The forecast was for snow showers in the morning, then snow and rain in the afternoon. We left early and slipped up the trail with one eye on the sky. It was cold and gray. I know that it was above 27 degrees, because that’s the temperature that causes the water in my Camelbak mouthpiece to freeze. But it wasn’t much warmer than that. I had several layers of dry clothes in my pack, rain gear, a thermos of hot soup, and a new goofy wool hat knitted by mom.

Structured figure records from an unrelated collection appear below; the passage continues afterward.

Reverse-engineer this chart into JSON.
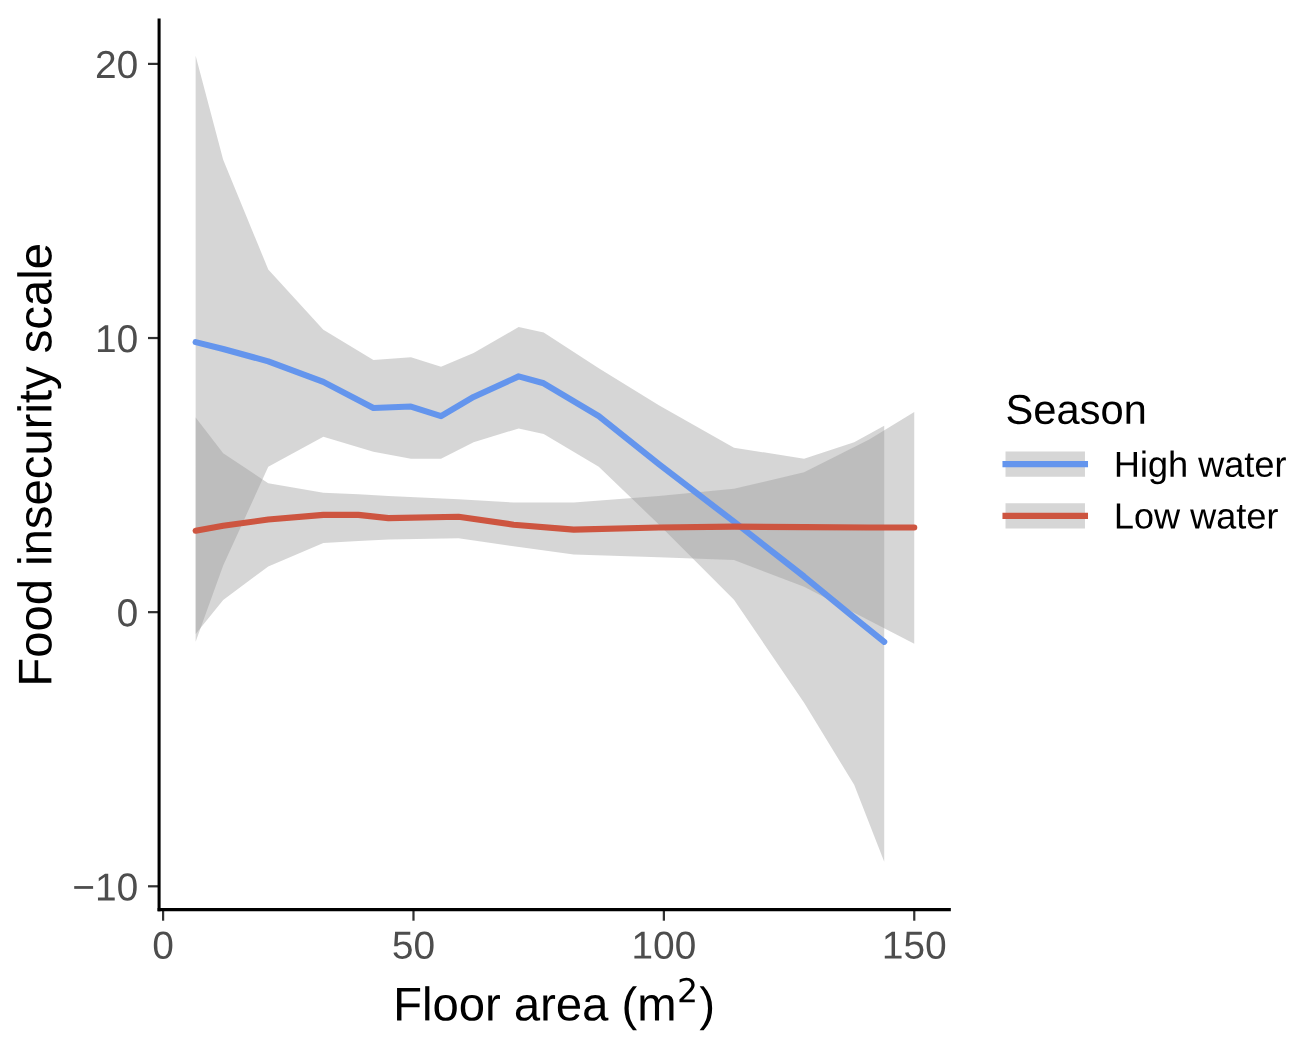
{
  "chart_data": {
    "type": "line",
    "xlabel": "Floor area (m$^{2}$)",
    "ylabel": "Food insecurity scale",
    "legend_title": "Season",
    "legend": "right",
    "grid": false,
    "marker": "none",
    "line_style": "solid",
    "xlim": [
      -0.8,
      157
    ],
    "ylim": [
      -10.85,
      21.6
    ],
    "xticks": [
      0,
      50,
      100,
      150
    ],
    "yticks": [
      {
        "value": -10,
        "label": "−10"
      },
      0,
      10,
      20
    ],
    "series": [
      {
        "name": "High water",
        "color": "#6495ed",
        "x": [
          6.5,
          12,
          21,
          32,
          42,
          49.5,
          55.5,
          62,
          71,
          76,
          87,
          99,
          114,
          128,
          138,
          144
        ],
        "values": [
          9.85,
          9.6,
          9.15,
          8.4,
          7.45,
          7.5,
          7.15,
          7.85,
          8.6,
          8.35,
          7.15,
          5.4,
          3.3,
          1.3,
          -0.2,
          -1.08
        ],
        "upper": [
          20.3,
          16.5,
          12.5,
          10.3,
          9.2,
          9.3,
          8.95,
          9.45,
          10.4,
          10.2,
          8.9,
          7.55,
          6.0,
          5.6,
          6.2,
          6.8
        ],
        "lower": [
          -1.08,
          1.7,
          5.3,
          6.4,
          5.85,
          5.6,
          5.6,
          6.2,
          6.7,
          6.5,
          5.3,
          3.2,
          0.45,
          -3.3,
          -6.3,
          -9.1
        ]
      },
      {
        "name": "Low water",
        "color": "#cd5540",
        "x": [
          6.5,
          12,
          21,
          32,
          39,
          45,
          59,
          70,
          82,
          99,
          114,
          128,
          141,
          150
        ],
        "values": [
          2.97,
          3.15,
          3.38,
          3.55,
          3.55,
          3.43,
          3.48,
          3.19,
          3.01,
          3.09,
          3.12,
          3.1,
          3.09,
          3.09
        ],
        "upper": [
          7.1,
          5.8,
          4.7,
          4.36,
          4.3,
          4.24,
          4.12,
          4.0,
          4.0,
          4.24,
          4.5,
          5.1,
          6.3,
          7.3
        ],
        "lower": [
          -0.8,
          0.44,
          1.67,
          2.52,
          2.6,
          2.65,
          2.7,
          2.4,
          2.1,
          2.0,
          1.9,
          0.93,
          -0.3,
          -1.15
        ]
      }
    ]
  }
}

The woods are silent now. Insects have vanished, and the neotropical migrants have left. The remaining birds are quiet. There was not a breath of wind, and if any jets flew overhead, clouds muffled the sound. The trail crew made plenty of noise as we shattered rocks on a short piece of newly constructed trail.
As I scurried back and forth along the blasting wire, I saw that the huckleberry leaves had mostly dropped. A hard frost curled the vine maple leaves like paper, and turned the queencup plants to transparent slime. Oak ferns were bleached pale and speckled with the beginnings of decay. A fine dusting of snow powdered the ground in the open areas. Looking up against the dark hemlocks, I could see more of the tiny crystals sifting down.

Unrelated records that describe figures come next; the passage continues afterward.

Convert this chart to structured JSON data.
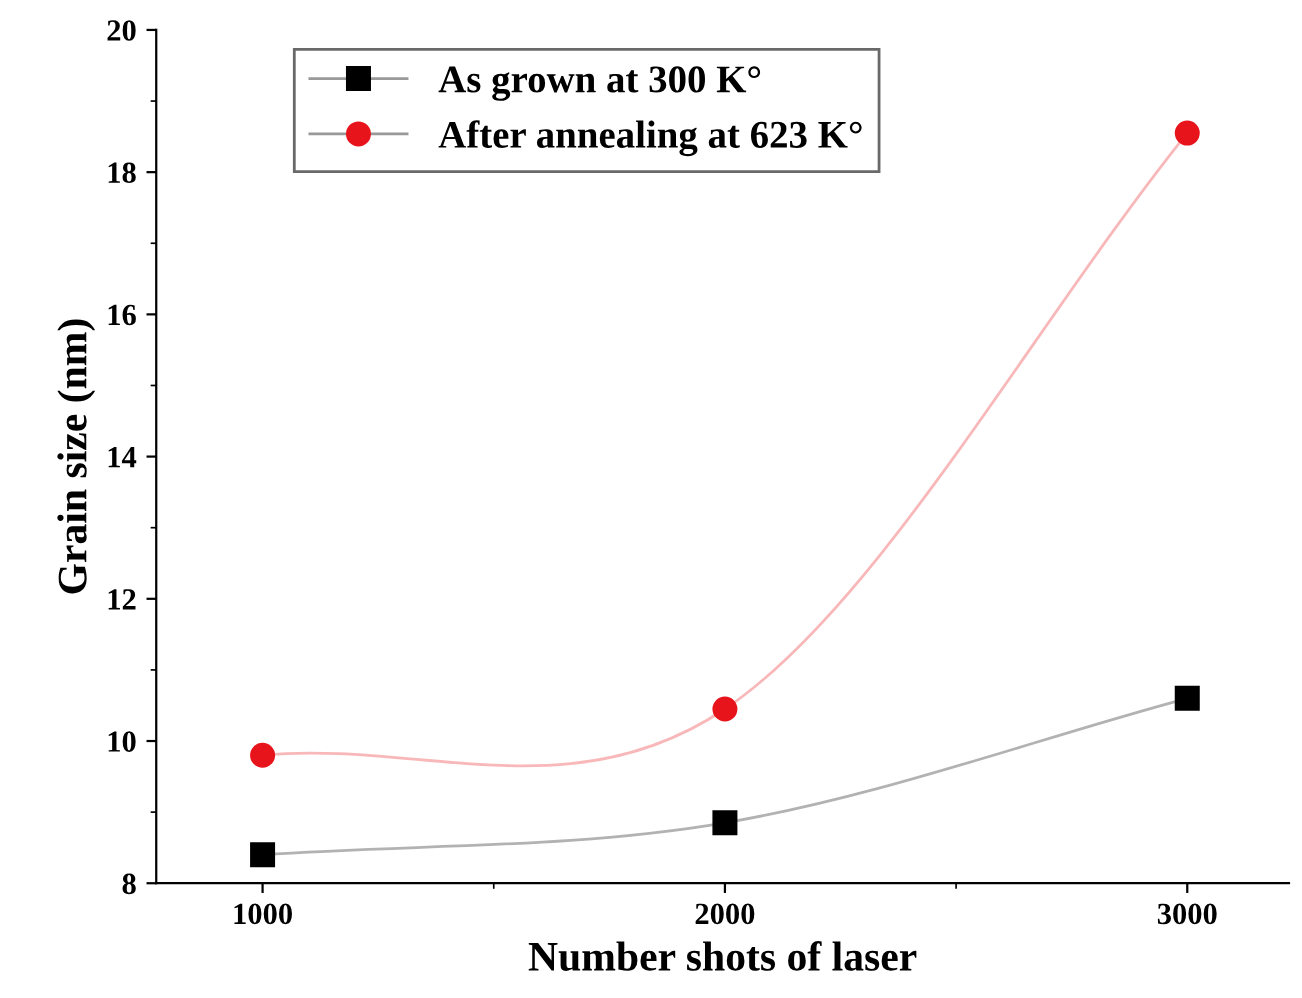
{
  "chart_data": {
    "type": "line",
    "xlabel": "Number shots of laser",
    "ylabel": "Grain size (nm)",
    "x": [
      1000,
      2000,
      3000
    ],
    "series": [
      {
        "name": "As grown at 300 K°",
        "color": "#000000",
        "marker": "square",
        "values": [
          8.4,
          8.85,
          10.6
        ]
      },
      {
        "name": "After annealing at 623 K°",
        "color": "#e8141c",
        "marker": "circle",
        "values": [
          9.8,
          10.45,
          18.55
        ]
      }
    ],
    "xlim": [
      770,
      3220
    ],
    "xticks": [
      1000,
      2000,
      3000
    ],
    "ylim": [
      8,
      20
    ],
    "yticks": [
      8,
      10,
      12,
      14,
      16,
      18,
      20
    ],
    "grid": false,
    "legend": "top",
    "line_style": "solid"
  }
}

We could see the where the Lemah fire burned in August. It is smoldering away down in Delate Creek. A thin haze of smoke hangs over the valley and wafts down the trail. What smelled ominous during the summer now holds the promise of warmth.
As we hiked out, the daylight was definitely leaking away to the west. We felt lucky to have gotten through the work day without getting soaked. We were partway down Lake Cle Elum when we drove into the wall of snow that turned to rain by the time we got back to town.